The last two books I’ve read have been novels that I had set aside years ago after reading a few chapters and just not connecting. I’ve had that experience more than once with literary fiction over the last few years. And from time to time, it’s made me feel I’ve gotten too used to easy-to-read mystery novels and become a lazy reader.
These resurrections started with writer’s block. A few months ago I blamed part of my inability to make progress on my third novel on a muddle of too much of other writer’s crime fiction in my head. So I picked up Graham Greene’s Travels With My Aunt, which was one of the few Greene books I’d not read. Several years ago I bought it in a used book store when I was in the middle of a Greene obsession. But it was so different from his complicated espionage and political works that I set it aside, only to have the sight of its cream and lavender binding ridicule my failure for several years.
The novel opens with a confirmed bachelor mourning the death of his mother, and discoursing on his hobby cultivating dahlias. Maybe I’m just too enamored of my Greene books opening with prostitutes and political violence in the Third World. Dahlias weren’t cutting it.
But I opened the book on a whim this summer and was soon past the dahlias and firmly on a train to Istanbul. No looking back. What a great book.
Emboldened by my success, and not wanting to return just yet to our shared genre, I became more ambitious and plucked down my copy of Light in August from a shelf. I concentrated on American writers of the 20th Century in college but I never really connected with Faulkner. I forget when I first tried to read Light in August. Probably after college when I was feeling like a schmuck for never having really read him. But I didn’t even get into the telling of a story that time around. Didn’t even know what was there. It collected dust for a couple decades. But this time it has just clicked.

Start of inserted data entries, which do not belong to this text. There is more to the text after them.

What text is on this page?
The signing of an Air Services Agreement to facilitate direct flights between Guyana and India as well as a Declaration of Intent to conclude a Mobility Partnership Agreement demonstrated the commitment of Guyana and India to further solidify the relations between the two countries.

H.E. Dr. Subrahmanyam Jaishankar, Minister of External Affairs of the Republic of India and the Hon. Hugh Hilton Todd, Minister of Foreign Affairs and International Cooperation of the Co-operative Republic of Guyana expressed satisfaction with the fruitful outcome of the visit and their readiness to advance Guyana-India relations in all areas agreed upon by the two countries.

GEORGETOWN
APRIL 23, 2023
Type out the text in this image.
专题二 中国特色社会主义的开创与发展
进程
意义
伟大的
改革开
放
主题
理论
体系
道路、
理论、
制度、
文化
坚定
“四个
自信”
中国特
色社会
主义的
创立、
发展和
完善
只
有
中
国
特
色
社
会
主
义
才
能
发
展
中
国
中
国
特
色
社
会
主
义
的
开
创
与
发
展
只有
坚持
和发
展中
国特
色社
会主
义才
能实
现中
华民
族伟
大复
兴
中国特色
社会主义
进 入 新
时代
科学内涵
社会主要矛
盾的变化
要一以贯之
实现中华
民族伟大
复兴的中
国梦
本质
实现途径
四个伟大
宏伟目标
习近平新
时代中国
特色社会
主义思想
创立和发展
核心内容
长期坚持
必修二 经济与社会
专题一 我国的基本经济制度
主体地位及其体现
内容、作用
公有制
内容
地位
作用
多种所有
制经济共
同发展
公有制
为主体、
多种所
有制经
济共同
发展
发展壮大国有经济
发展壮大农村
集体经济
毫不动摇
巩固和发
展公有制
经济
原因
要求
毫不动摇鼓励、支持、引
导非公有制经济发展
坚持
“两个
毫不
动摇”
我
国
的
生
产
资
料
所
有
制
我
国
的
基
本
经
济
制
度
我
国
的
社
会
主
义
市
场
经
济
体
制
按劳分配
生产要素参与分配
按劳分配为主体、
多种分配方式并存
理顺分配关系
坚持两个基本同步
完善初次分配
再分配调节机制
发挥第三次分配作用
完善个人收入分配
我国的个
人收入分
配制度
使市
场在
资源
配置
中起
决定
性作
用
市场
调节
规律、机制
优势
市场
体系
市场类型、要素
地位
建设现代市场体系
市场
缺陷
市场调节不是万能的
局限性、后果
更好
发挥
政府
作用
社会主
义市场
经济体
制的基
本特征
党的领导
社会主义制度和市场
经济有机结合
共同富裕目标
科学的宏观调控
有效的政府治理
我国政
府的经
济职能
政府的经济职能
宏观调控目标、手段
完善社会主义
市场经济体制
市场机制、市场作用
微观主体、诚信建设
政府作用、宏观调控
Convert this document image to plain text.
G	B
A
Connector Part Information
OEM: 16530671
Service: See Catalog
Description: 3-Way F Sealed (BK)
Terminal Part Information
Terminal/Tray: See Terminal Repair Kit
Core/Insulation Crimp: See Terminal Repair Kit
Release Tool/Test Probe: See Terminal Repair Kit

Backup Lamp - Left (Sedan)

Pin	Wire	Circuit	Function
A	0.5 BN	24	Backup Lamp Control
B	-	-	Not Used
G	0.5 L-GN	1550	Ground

Maybe it’s helping me re-connect with my agrarian roots this time around. I’ve spent a lot of time in the small towns of my youth, lately. I took my boys, who are about to turn 6 and 2 for a ride in a combine harvesting corn a few weeks ago and watched them sit riveted in the cab of the green monster as it devoured twelve rows at a time. A great munching calamity that reduced a whole field into a few truckloads in a matter of hours.
And last weekend I drove down to tiny Bradford (pop. 600) to talk to a group of book lovers at the local library. This part of the state is where my parents grew up, and where my mother’s family has farmed since before the Civil War. It’s a land of endless flat expanses that in the last few years has been transformed dramatically by fields of windmills sprouting up on top of fields of corn and beans.
It’s not Yaknapotawpha. But it’s sure as hell not my Chicago, either.
I think everybody ebbs and flows as a reader. Certain kinds of books we can’t grasp at one moment in our lives, we open up to down the road. There are lots of reasons: how much mental energy we have at a given time to dissect certain kinds of prose, what are friends are reading, how engaged we are in our work life. Sometimes we want to escape. Sometimes we want information. Sometimes we want poetry and art.
The jury is still out on whether I’ll actually finish Light in August. At the Tribune, we’re in the final weeks of a crazy campaign season and I’m covering a chunk of the governor’s race. I’ll be out on the road a bit in the coming weeks following candidates, who keep telling voters they know how to fix Illinois. I’ll likely be criss-crossing hundreds of miles of harvested land. I’ve made it through All the King’s Men the first time I tried. So maybe Faulkner’s just the thing.